Le Spot idéal : Terrain neutre
Le Théâtre de Rougemont s’est associé à deux figures importantes de la scène québécoise, SERGE DENONCOURT et MICHEL TREMBLAY, pour présenter la comédie dramatique Le Spot idéal. Virage en douceur.
Aidés par des experts en marketing et en relations publiques, les producteurs de "théâtre en été" jouent le tout pour le tout. Depuis quelques saisons, en réponse à la concurrence des nombreux festivals montréalais (qui ont fait chuter leur auditoire), ils nous répètent que le théâtre d’été a fait "un virage". Désormais, les directeurs de certaines salles veulent proposer des productions de qualité, à mille lieues des farces légères jadis présentées, telles que Condo, condom, qu’on donc du fun.
Certains de mes collègues sont tombés dans le panneau. Or, permettez-moi de vous offrir un autre son de cloche: le terme "virage" est inapproprié. Il faudrait plutôt parler de petite bifurcation, de légère courbe, ou d’ajustement. Mais pas d’un virage à 180 degrés.
Soyons clair: le mandat du théâtre d’été demeure le même, soit divertir le grand public (en majorité d’âge mûr) dans un cadre champêtre agréable. L’autre mandat… tacite, si j’ose dire, c’est de permettre à des centaines de comédiens et d’artistes de la scène d’avoir un revenu d’appoint, facilement gagné, et de passer un été à la campagne avec les amis, voire en famille.
Le Théâtre de Rougemont ne fait pas exception. Louis Tremblay, le propriétaire et chef cuisinier du restaurant Les Quatre Feuilles, veille avec ses deux fils et plusieurs membres de la famille aux opérations. L’établissement offre un forfait souper-théâtre. Les gens sont accueillis avec chaleur et bonhomie.

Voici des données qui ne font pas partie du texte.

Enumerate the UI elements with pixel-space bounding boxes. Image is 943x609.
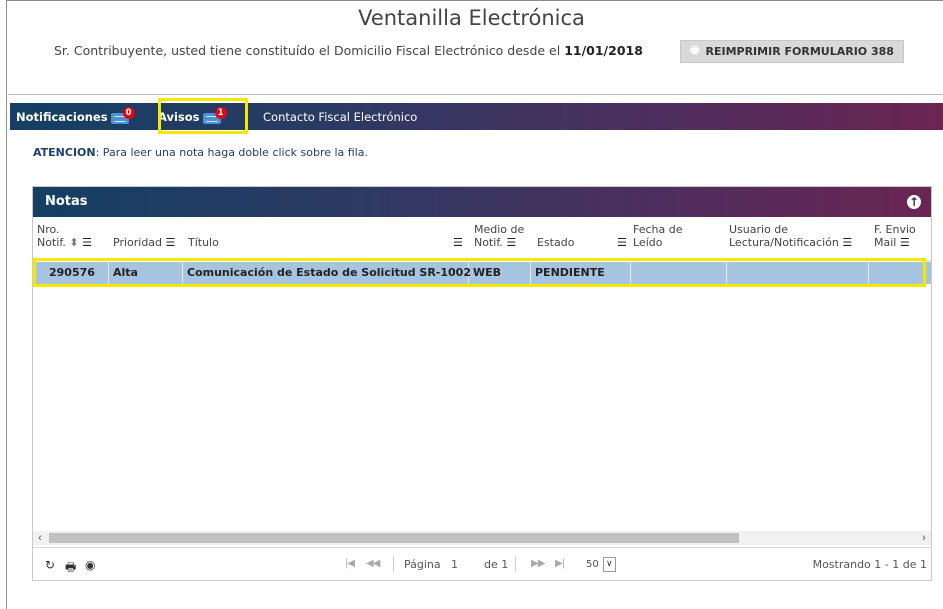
prev-page-icon[interactable]: ◀◀ <box>366 558 380 569</box>
tab-bar: Notificaciones 0 Avisos 1 Contacto Fisca… <box>10 103 943 130</box>
grid-caption: Notas ↑ <box>33 187 931 217</box>
sort-icon[interactable]: ⬍ <box>69 236 78 249</box>
column-header-prioridad[interactable]: Prioridad ☰ <box>113 223 175 249</box>
column-header-medio[interactable]: Medio de Notif. ☰ <box>474 223 524 249</box>
column-menu-icon[interactable]: ☰ <box>617 236 627 249</box>
chevron-down-icon: ∨ <box>602 557 616 572</box>
column-menu-icon[interactable]: ☰ <box>900 236 910 249</box>
fiscal-domicile-text: Sr. Contribuyente, usted tiene constituí… <box>54 43 643 58</box>
reprint-button-label: REIMPRIMIR FORMULARIO 388 <box>705 45 894 58</box>
tab-contacto-fiscal[interactable]: Contacto Fiscal Electrónico <box>263 103 417 130</box>
scroll-right-icon[interactable]: › <box>917 531 931 545</box>
page-number-input[interactable] <box>451 556 481 573</box>
column-menu-icon[interactable]: ☰ <box>842 236 852 249</box>
tab-label: Notificaciones <box>16 109 108 124</box>
avisos-tab-highlight <box>158 98 248 134</box>
page-of-label: de 1 <box>484 558 509 571</box>
subtitle-prefix: Sr. Contribuyente, usted tiene constituí… <box>54 43 561 58</box>
pager: ↻ 🖶 ◉ |◀ ◀◀ Página de 1 ▶▶ ▶| 50∨ Mostra… <box>33 547 931 581</box>
grid-title: Notas <box>45 194 88 209</box>
page-title: Ventanilla Electrónica <box>358 6 585 30</box>
column-header-estado[interactable]: Estado <box>537 223 574 249</box>
attention-text: : Para leer una nota haga doble click so… <box>95 146 369 159</box>
column-header-fecha[interactable]: Fecha de Leído <box>633 223 683 249</box>
column-menu-icon[interactable]: ☰ <box>82 236 92 249</box>
first-page-icon[interactable]: |◀ <box>345 558 355 569</box>
page-label: Página <box>404 558 441 571</box>
attention-notice: ATENCION: Para leer una nota haga doble … <box>33 146 368 159</box>
subtitle-date: 11/01/2018 <box>564 43 643 58</box>
records-status: Mostrando 1 - 1 de 1 <box>812 558 927 571</box>
header-divider <box>8 94 943 95</box>
tab-notificaciones[interactable]: Notificaciones 0 <box>16 103 135 130</box>
grid-header: Nro. Notif. ⬍ ☰ Prioridad ☰ Título ☰ Med… <box>33 217 931 261</box>
view-icon[interactable]: ◉ <box>85 558 95 572</box>
last-page-icon[interactable]: ▶| <box>555 558 565 569</box>
print-icon[interactable]: 🖶 <box>65 558 76 579</box>
column-menu-icon[interactable]: ☰ <box>453 236 463 249</box>
column-header-nro[interactable]: Nro. Notif. ⬍ ☰ <box>37 223 92 249</box>
refresh-icon[interactable]: ↻ <box>45 558 55 572</box>
notification-count-badge: 0 <box>122 106 135 119</box>
column-header-titulo[interactable]: Título <box>188 223 219 249</box>
column-header-usuario[interactable]: Usuario de Lectura/Notificación ☰ <box>729 223 852 249</box>
horizontal-scrollbar[interactable]: ‹ › <box>33 531 931 545</box>
column-menu-icon[interactable]: ☰ <box>166 236 176 249</box>
rows-per-page-select[interactable]: 50 ∨ <box>586 556 622 573</box>
scrollbar-thumb[interactable] <box>49 533 739 543</box>
next-page-icon[interactable]: ▶▶ <box>531 558 545 569</box>
column-header-envio[interactable]: F. Envio Mail ☰ <box>874 223 916 249</box>
printer-icon: 🖶 <box>690 45 700 56</box>
notes-grid: Notas ↑ Nro. Notif. ⬍ ☰ Prioridad ☰ Títu… <box>32 186 932 581</box>
attention-label: ATENCION <box>33 146 96 159</box>
chat-bubble-icon: 0 <box>110 106 135 124</box>
expand-plus-icon[interactable]: ↑ <box>907 195 921 209</box>
scroll-left-icon[interactable]: ‹ <box>33 531 47 545</box>
row-highlight <box>33 258 926 287</box>
column-menu-icon[interactable]: ☰ <box>506 236 516 249</box>
reprint-form-button[interactable]: 🖶 REIMPRIMIR FORMULARIO 388 <box>680 40 904 63</box>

Côté théâtre, Louis Tremblay a pris le risque de proposer une comédie dramatique. La pièce à l’affiche depuis le 6 juin et jusqu’au 3 septembre, Le Spot idéal, est une étude des moeurs de la classe moyenne, de l’auteur britannique John Godber. Créée en 1998 à Scarborough, dans le Yorkshire (au théâtre que dirige Alan Ayckbourn), Le Spot idéal (The Perfect Pitch) a été traduite et adaptée par Michel Tremblay (aucun lien de parenté avec le proprio), mise en scène par Serge Denoncourt, et est interprétée par Adèle Reinhardt, Alain Zouvi, Catherine Lachance et Donald Pilon.
Sur papier, tout ça est alléchant. Dans les faits, cette comédie a beau nous faire (un peu) réfléchir sur les valeurs et les préjugés des classes sociales, elle y parvient avec de grosses ficelles et un ton très premier degré.
Dans un terrain de camping en Estrie, près de Granby, deux couples aux antipodes se rencontrent. L’un, cultivé et financièrement à l’aise, écoute des adagios et se plonge dans la lecture du dernier Marie Laberge. L’autre, peu instruit et au look de motards, occupe une roulotte de fortune et dérange tout le voisinage avec ses sulfureux ébats.
Proximité oblige, les deux couples fraterniseront malgré leurs différences. Mais, après quelques virées bien arrosées, le "drame" éclatera. On découvrira que les deux bourgeois ne sont pas si beaux et civilisés que ça; tandis que les deux paumés ne sont pas si vulgaires et bestiaux qu’ils en ont l’air… Bonjour, la réflexion psychologique!
La mise en scène de Serge Denoncourt est bâclée et peu inspirée. Il multiplie les longs et nombreux noirs entre chaque scène, avec une trame sonore agaçante (un ersatz de la musique du film Paris, Texas) signée Stéfane Richard qui vient aussi gauchement souligner les revirements de l’action. Denoncourt nous prive même d’une scène qui aurait pu être le clou du spectacle: le concours de chanteurs amateurs qui permet à la bourgeoise Yvonne (Adèle Reinhardt, hilarante bien que parfois trop criarde) de gagner un prix pour son interprétation de Goldfinger. Or, Denoncourt fait jouer l’enregistrement du tube de Shirley Bassey dans le noir sans nous montrer, ne fusse que brièvement, la prestation d’Yvonne !?!